La rencontre « Autour du premier et du deuxième album », organisée à la Sirène en guise d’amuse-bouche à sa seconde édition de la French New Wave Week, réunissait les deux artistes, en pleine actualité. Il était évidemment tentant d’organiser le débat autour de deux figures supposées antagonistes : d’un côté, le digne représentant d’une chanson française « à texte », marchant dans les pas d’un Léo Ferré, de l’autre, l’héritier d’un rock anglais lorgnant davantage, jusque dans son physique affuté, vers Ian Curtis.

Gentiment amenés sur ce terrain par l’intervieweur (pas dupe), Hildebrandt et Lescop ont refusé avec opiniâtreté de jouer cette partition par trop artificielle. Pas question pour l’un comme pour l’autre de se répartir telle ou telle part d’un héritage évidemment poreux, pas question « d’assumer » (le terme les a agacés) le fait d’être rangés dans telle ou telle case : « on assume quand on fait une bêtise. » Ils se sont au contraire plu à souligner leurs parcours proches, scellés par l’amitié et marqués par un soutien local sans faille depuis près de vingt ans, que ce soit du côté des SMAC (XLR et La Sirène à La Rochelle, Dingo et la Nef à Angoulême) ou du côté du Chantier des Francos.

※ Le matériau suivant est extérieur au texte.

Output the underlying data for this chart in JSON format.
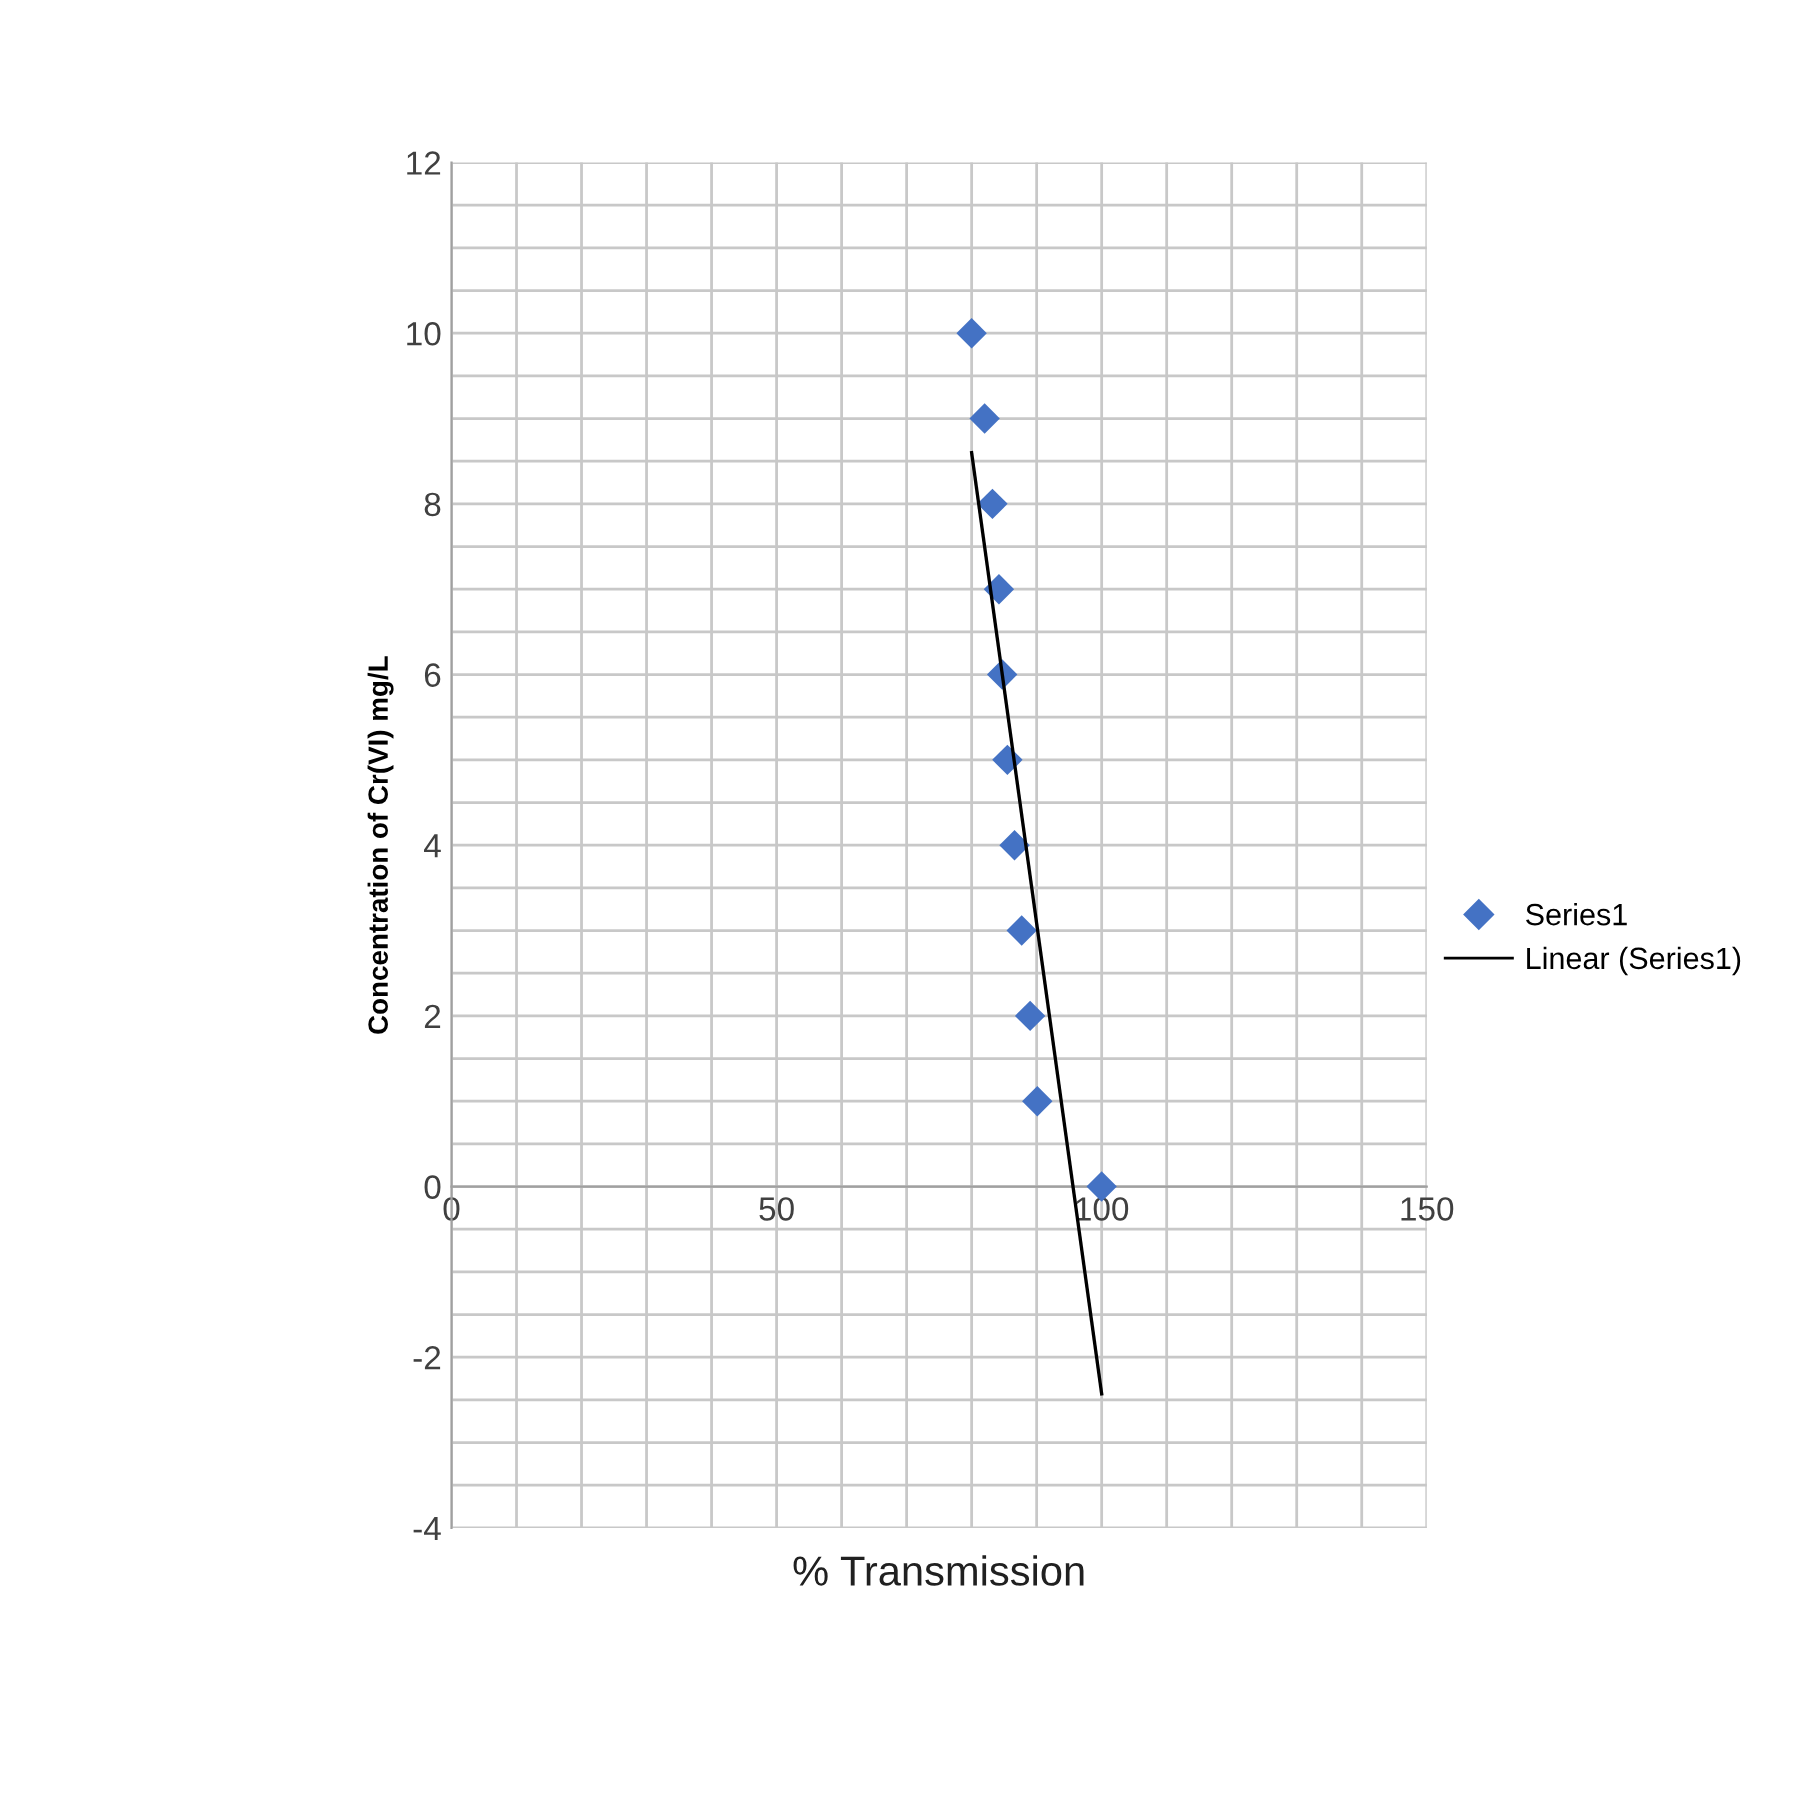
{
  "chart_data": {
    "type": "scatter",
    "xlabel": "% Transmission",
    "ylabel": "Concentration of Cr(VI) mg/L",
    "series": [
      {
        "name": "Series1",
        "color": "#4472c4",
        "marker": "diamond",
        "x": [
          80.0,
          82,
          83.2,
          84.2,
          84.7,
          85.5,
          86.6,
          87.7,
          89,
          90.1,
          100
        ],
        "values": [
          10,
          9,
          8,
          7,
          6,
          5,
          4,
          3,
          2,
          1,
          0
        ]
      },
      {
        "name": "Linear (Series1)",
        "type": "line",
        "color": "#000000",
        "marker": "none",
        "line_style": "solid",
        "x": [
          80,
          100
        ],
        "values": [
          8.6,
          -2.43
        ]
      }
    ],
    "xlim": [
      0,
      150
    ],
    "ylim": [
      -4,
      12
    ],
    "xticks": [
      0,
      {
        "value": 10,
        "label": null
      },
      {
        "value": 20,
        "label": null
      },
      {
        "value": 30,
        "label": null
      },
      {
        "value": 40,
        "label": null
      },
      50,
      {
        "value": 60,
        "label": null
      },
      {
        "value": 70,
        "label": null
      },
      {
        "value": 80,
        "label": null
      },
      {
        "value": 90,
        "label": null
      },
      100,
      {
        "value": 110,
        "label": null
      },
      {
        "value": 120,
        "label": null
      },
      {
        "value": 130,
        "label": null
      },
      {
        "value": 140,
        "label": null
      },
      150
    ],
    "yticks": [
      -4,
      {
        "value": -3.5,
        "label": null
      },
      {
        "value": -3,
        "label": null
      },
      {
        "value": -2.5,
        "label": null
      },
      -2,
      {
        "value": -1.5,
        "label": null
      },
      {
        "value": -1,
        "label": null
      },
      {
        "value": -0.5,
        "label": null
      },
      0,
      {
        "value": 0.5,
        "label": null
      },
      {
        "value": 1,
        "label": null
      },
      {
        "value": 1.5,
        "label": null
      },
      2,
      {
        "value": 2.5,
        "label": null
      },
      {
        "value": 3,
        "label": null
      },
      {
        "value": 3.5,
        "label": null
      },
      4,
      {
        "value": 4.5,
        "label": null
      },
      {
        "value": 5,
        "label": null
      },
      {
        "value": 5.5,
        "label": null
      },
      6,
      {
        "value": 6.5,
        "label": null
      },
      {
        "value": 7,
        "label": null
      },
      {
        "value": 7.5,
        "label": null
      },
      8,
      {
        "value": 8.5,
        "label": null
      },
      {
        "value": 9,
        "label": null
      },
      {
        "value": 9.5,
        "label": null
      },
      10,
      {
        "value": 10.5,
        "label": null
      },
      {
        "value": 11,
        "label": null
      },
      {
        "value": 11.5,
        "label": null
      },
      12
    ],
    "grid": true,
    "legend": "right"
  }
}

Une partie des échanges s’est en effet portée sur les conditions d’exercice du métier d’artiste : lieux, structures, intermittence, confort ou inconfort de la création… : « La professionnalisation, a ainsi souligné Lescop, c’est sans doute une bonne chose mais ce ne doit pas être une fin en soi si elle doit se faire au détriment de ce que l’on a vraiment envie de faire. Il vaut sans doute mieux faire honnêtement sa musique – quitte avoir un boulot à côté – plutôt que d’entrer dans des jeux de compromission, où il faudrait adoucir son son pour pouvoir passer sur Virgin Radio. »

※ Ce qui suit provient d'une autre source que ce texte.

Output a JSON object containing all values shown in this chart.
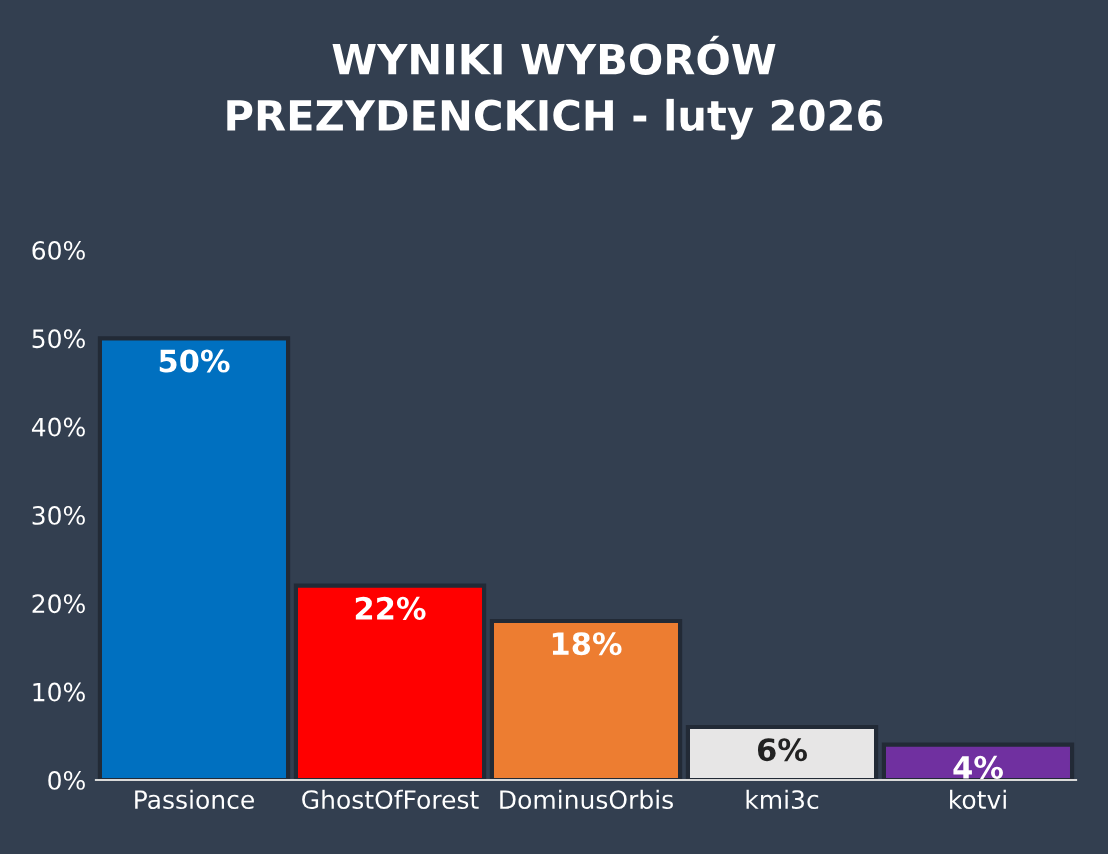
{
  "chart_data": {
    "type": "bar",
    "title": "WYNIKI WYBORÓW\nPREZYDENCKICH - luty 2026",
    "categories": [
      "Passionce",
      "GhostOfForest",
      "DominusOrbis",
      "kmi3c",
      "kotvi"
    ],
    "values": [
      50,
      22,
      18,
      6,
      4
    ],
    "colors": [
      "#0070c0",
      "#ff0000",
      "#ed7d31",
      "#e7e6e6",
      "#7030a0"
    ],
    "value_labels": [
      "50%",
      "22%",
      "18%",
      "6%",
      "4%"
    ],
    "ylim": [
      0,
      60
    ],
    "yticks": [
      {
        "value": 0,
        "label": "0%"
      },
      {
        "value": 10,
        "label": "10%"
      },
      {
        "value": 20,
        "label": "20%"
      },
      {
        "value": 30,
        "label": "30%"
      },
      {
        "value": 40,
        "label": "40%"
      },
      {
        "value": 50,
        "label": "50%"
      },
      {
        "value": 60,
        "label": "60%"
      }
    ],
    "grid": false,
    "legend": false
  }
}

20161208_183032Si ce débat ne s’est pas prolongé jusque dans ces questions de quotas radio (abordées sur ce blog ici et (et )), la question de la langue a occupé une autre part significative des échanges, et constitué d’ailleurs un autre point de ralliement entre Lescop et Hildebrandt :

« Même si on est sur des esthétiques différentes, on se retrouve dans une certaine mélancolie, une certaine noirceur ET le fait de chanter tous les deux en langue française, témoigne Hildebrandt. Un « non-choix » qu’ils revendiquent l’un et l’autre, non sans être conscients de ce à quoi la langue contraint : le fait de chanter en français induit que l’on ne peut pas tout se permettre, vocalement, poursuit Wilfried, dans la chanson française, le texte revêt une telle importance que les voix les plus androgynes, les plus sensuelles, restent finalement assez rares. Cette sensualité, cette érotisation de la voix, emmène loin du texte et les chanteurs ont souvent du mal à trouver leur place là-dedans. C’est une difficulté que les chanteurs français ont à surmonter, surtout si l’on tient compte que ce ne sont pas eux qui ont inventé le rock. » Une difficulté que Lescop tente de dépasser : « Il faut savoir bousculer les choses : savoir chanter, ne pas savoir chanter, ça me semble en fin de compte secondaire. Ce qu’on fait, c’est avant tout exprimer qui on est et ce que l’on fait. »

(Ce qu’ils ont fait, ça a été de se retrouver sur la scène de La Sirène pour une reprise de Le Vent, un morceau de Lescop, accompagnés de la « chorale électro-pop de l’Université de La Rochelle ». On n’est pas mieux accompagné).